- Interactive map of Rozivka settlement hromada
- Country: Ukraine
- Oblast: Zaporizhzhia Oblast
- Raion: Polohy Raion

Area
- • Total: 610.5 km^{2} (235.7 sq mi)

Population (2020)
- • Total: 8,107
- • Density: 13.28/km^{2} (34.39/sq mi)
- Settlements: 28
- Rural settlements: 2
- Villages: 25
- Towns: 1

= Rozivka settlement hromada =

Rozivka settlement hromada (Розівська селищна громада) is a hromada of Ukraine, located in Polohy Raion, Zaporizhzhia Oblast.
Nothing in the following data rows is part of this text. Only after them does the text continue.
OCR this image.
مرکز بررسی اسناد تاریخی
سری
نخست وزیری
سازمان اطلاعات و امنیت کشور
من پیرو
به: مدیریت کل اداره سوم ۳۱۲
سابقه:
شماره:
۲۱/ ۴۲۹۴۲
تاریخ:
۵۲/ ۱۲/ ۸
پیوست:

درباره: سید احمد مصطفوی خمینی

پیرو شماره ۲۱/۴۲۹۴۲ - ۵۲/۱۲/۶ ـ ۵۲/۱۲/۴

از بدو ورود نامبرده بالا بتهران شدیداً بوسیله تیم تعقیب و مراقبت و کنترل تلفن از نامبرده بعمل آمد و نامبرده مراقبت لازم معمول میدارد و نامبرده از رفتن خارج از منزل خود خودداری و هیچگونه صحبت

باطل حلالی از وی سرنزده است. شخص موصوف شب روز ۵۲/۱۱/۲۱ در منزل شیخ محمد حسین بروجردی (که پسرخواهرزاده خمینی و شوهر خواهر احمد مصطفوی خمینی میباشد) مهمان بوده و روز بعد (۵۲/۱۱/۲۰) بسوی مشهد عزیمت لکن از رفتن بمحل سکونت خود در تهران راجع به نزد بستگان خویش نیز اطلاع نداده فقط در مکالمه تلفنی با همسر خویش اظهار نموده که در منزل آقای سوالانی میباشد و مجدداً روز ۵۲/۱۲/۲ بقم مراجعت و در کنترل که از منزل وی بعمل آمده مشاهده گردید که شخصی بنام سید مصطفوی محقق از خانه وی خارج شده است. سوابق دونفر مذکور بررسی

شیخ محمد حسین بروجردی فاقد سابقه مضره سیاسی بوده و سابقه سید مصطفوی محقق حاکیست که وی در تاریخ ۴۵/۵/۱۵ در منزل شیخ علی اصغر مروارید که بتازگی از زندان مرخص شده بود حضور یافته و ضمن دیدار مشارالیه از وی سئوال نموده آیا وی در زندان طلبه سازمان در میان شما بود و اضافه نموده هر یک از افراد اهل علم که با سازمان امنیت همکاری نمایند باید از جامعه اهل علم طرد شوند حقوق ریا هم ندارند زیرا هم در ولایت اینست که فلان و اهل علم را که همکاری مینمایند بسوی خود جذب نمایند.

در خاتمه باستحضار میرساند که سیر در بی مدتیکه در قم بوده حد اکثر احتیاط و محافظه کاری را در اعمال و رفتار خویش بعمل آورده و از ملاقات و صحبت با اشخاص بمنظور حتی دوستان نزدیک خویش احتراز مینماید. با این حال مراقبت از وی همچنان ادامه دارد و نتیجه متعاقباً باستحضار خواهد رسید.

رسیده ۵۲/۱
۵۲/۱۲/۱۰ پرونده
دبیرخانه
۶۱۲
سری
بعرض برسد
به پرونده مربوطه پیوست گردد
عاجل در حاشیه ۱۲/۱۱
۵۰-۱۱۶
Its administrative center is the town of Rozivka.

It has an area of 610.5 km2 and a population of 8107, as of 2020.

The hromada includes 28 settlements: 1 town (Rozivka) and 25 villages:

- Antonivka
- Bahativka
- Bilovezh
- Verkhivka
- Vyshniuvate
- Vilne
- Zaporizhzhia
- Zelenopil
- Zoria
- Zoriane
- Ivanivka
- Kobylne
- Kuznetsivka
- Lystvianka
- Luhanske
- Marynopil
- Nadiine
- Novhorod
- Novodvorivka
- Novozlatopil
- Novomlynivka
- Pershotravneve
- Sviatotroitske
- Solodkovodne
- Forois

And 2 rural-type settlements: Azov and Myrne.